То, что говорит искусство, значит лишь постольку, поскольку оно говорит о самом себе как о существенном измерении человеческого бытия в мире и одной из фундаментальных возможностей человеческого существования. В этом определении скрыта необходимость постоянного обновления искусства. Необходимость, вытекающая из того, что искусство, будучи языком, хочет говорить о себе. Следовательно, оно должно говорить вне своего языка. Обращенность искусства на себя не есть поэтому возрождение лозунга «искусство ради искусства», но, напротив, требование от искусства выхождения за свои пределы. Соотнесение языка и его содержания происходит в молчании. Задача искусства в том, чтобы молчание нарушить. Искусство имеет целью сказать о себе, – это означает, что оно должно оглянуться на себя и, умертвив себя оглядкой, возродиться в новом языке. Новый язык, на котором искусство говорит о себе, парадоксален, так как говорит о том, что, благодаря его появлению, уже ушло в прошлое. Вследствие своей парадоксальности он непонятен. Однако вследствие общности художнику и зрителю того прошлого, о котором художник говорит, он понимаем; он понимается и, будучи понят, теряет свою власть говорить и сам становится предметом суждения.

Всякое художественное направление и всякая законченная художественная манера обладают выраженным языком художественных приемов, противопоставляющим то, что может и должно быть показано, тому, что остается за рамой. Этим художественное направление утверждает свою конечность, неполноту своего знания о самом себе. Однако, будучи по природе своей тотальным языком и сознавая себя таковым, художественный метод утверждает также свой демонизм, ибо демонизм есть, по существу своему, сочетание неограниченной власти с ограниченностью, неполнотой знания. Художественный метод есть то, благодаря чему нечто возникает и нечто аннигилирует бесследно. Полагая себя как систему запретов и разрешений, он утверждает себя как господствующую над миром демоническую волю. И здесь безразлично, демонизм ли это одиночки, сомнительных откровений или посредственности, утверждаемой как нечто общепонятное и исчерпывающее. И апеллируют ли здесь к тайникам духовности или к якобы всем известной реальности того, чего давно уже нет. И не в погоне за новизной совершается обновление. Поскольку тот, кто ищет нового, ищет его в отличии от старого, то есть от все того же набора сложившихся приемов. Преемственность, а не эпигонство – удел ищущих того, что всегда подразумевается и имеется в виду и о чем всем известно настолько, что о нем не говорят, о настолько лежащем на поверхности, что никогда не бывает сказано, – то есть того, что есть сам язык, а не то разнообразное и частное, что на нем говорится. Таков Сезанн. И таков Филонов. Их много уже было в истории искусств. Здесь язык раскрывается как «то, что есть на самом деле», в отличие от того, что «об имеющемся на самом деле» говорится.

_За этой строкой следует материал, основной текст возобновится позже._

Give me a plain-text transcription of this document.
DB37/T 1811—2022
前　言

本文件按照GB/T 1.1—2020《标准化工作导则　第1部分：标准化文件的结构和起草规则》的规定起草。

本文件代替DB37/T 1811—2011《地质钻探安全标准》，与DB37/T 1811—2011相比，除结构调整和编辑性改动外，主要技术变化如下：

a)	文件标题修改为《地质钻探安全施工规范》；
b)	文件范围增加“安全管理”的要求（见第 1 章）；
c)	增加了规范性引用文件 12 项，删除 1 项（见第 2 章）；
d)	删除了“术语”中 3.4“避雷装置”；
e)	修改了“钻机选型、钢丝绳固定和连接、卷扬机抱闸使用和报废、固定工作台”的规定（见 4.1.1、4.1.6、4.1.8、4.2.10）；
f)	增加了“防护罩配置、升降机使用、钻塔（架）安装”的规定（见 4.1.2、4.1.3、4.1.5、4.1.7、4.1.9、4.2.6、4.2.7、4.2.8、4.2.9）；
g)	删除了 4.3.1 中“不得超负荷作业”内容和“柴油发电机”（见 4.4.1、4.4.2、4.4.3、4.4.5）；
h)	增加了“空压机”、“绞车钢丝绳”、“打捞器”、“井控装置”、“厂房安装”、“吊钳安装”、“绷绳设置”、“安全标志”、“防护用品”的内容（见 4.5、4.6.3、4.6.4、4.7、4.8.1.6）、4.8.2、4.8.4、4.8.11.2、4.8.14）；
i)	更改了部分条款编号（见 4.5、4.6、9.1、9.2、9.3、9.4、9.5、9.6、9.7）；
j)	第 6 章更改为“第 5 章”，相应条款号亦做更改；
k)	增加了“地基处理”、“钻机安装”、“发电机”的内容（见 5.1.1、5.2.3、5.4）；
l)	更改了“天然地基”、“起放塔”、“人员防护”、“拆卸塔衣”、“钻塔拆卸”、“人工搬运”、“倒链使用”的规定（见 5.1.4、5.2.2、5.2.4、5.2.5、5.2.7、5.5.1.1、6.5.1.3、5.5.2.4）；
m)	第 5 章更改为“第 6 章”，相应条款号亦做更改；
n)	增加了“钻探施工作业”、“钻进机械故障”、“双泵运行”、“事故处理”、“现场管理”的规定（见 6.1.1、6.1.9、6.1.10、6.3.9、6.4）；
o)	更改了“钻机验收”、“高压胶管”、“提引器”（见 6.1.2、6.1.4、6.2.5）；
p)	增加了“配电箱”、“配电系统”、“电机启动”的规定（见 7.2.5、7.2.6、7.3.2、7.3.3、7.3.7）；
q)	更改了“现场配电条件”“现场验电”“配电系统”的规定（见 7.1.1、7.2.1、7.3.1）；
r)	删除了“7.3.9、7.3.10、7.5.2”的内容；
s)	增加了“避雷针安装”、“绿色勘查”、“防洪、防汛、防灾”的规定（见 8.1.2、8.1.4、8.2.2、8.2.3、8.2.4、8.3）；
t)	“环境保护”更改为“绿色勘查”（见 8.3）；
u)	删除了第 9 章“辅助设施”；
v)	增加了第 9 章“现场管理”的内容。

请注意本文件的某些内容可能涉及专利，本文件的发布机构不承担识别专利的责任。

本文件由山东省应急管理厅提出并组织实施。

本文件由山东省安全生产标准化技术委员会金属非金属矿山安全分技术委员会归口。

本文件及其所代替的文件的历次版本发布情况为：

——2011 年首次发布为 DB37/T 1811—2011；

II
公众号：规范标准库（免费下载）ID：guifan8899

То, что всегда подразумевается в искусстве, но никогда не говорится, есть отношение выявленного и выраженного к тому, что «есть на самом деле». Эти отношения становятся предметом обсуждения в метаискусстве – в критических статьях, но оно может быть в них только прокомментировано, но не раскрыто. Это отношение между выраженным и «имеющимся на самом деле» понимается обычно как отношение изобразительности, как некий экран, стоящий между зрителем и реальностью, изображаемой на этом экране, но тем самым и скрытой им. Если избегнуть метафизических соблазнов, становится явно, однако, что «имеющееся на самом деле» является не более и не менее как языком искусства самим по себе, взятым как целое, как разрешение и как запрет. «Имеющееся на самом деле» не за экраном, а в прошлом – луч прожектора за спиной художника и зрителя. Подлинный прорыв художника есть прорыв экрана, поворот к своему прошлому, лицом к свету, уничтожение отношения изобразительности посредством истинного усмотрения «имеющегося на самом деле». Этот прорыв, как уже говорилось, событиен и историчен, поскольку вследствие совершенного прорыва само «имеющееся на самом деле» трансформируется, вновь отходя в прошлое и тем самым – за экран, в будущее, образуя новое изобразительное отношение. Будучи постижением «имеющегося на самом деле» как собственного языка искусства, историческая акция художника может состоять либо в выявлении устойчивых элементов, составляющих основу художественного языка (Сезанн, Филонов), либо в обнаружении пределов возможного в нем художественного опыта (Дюшан, Малевич, Клее). Подробный анализ самого акта установления нового изобразительного искусства выходит за рамки данной статьи.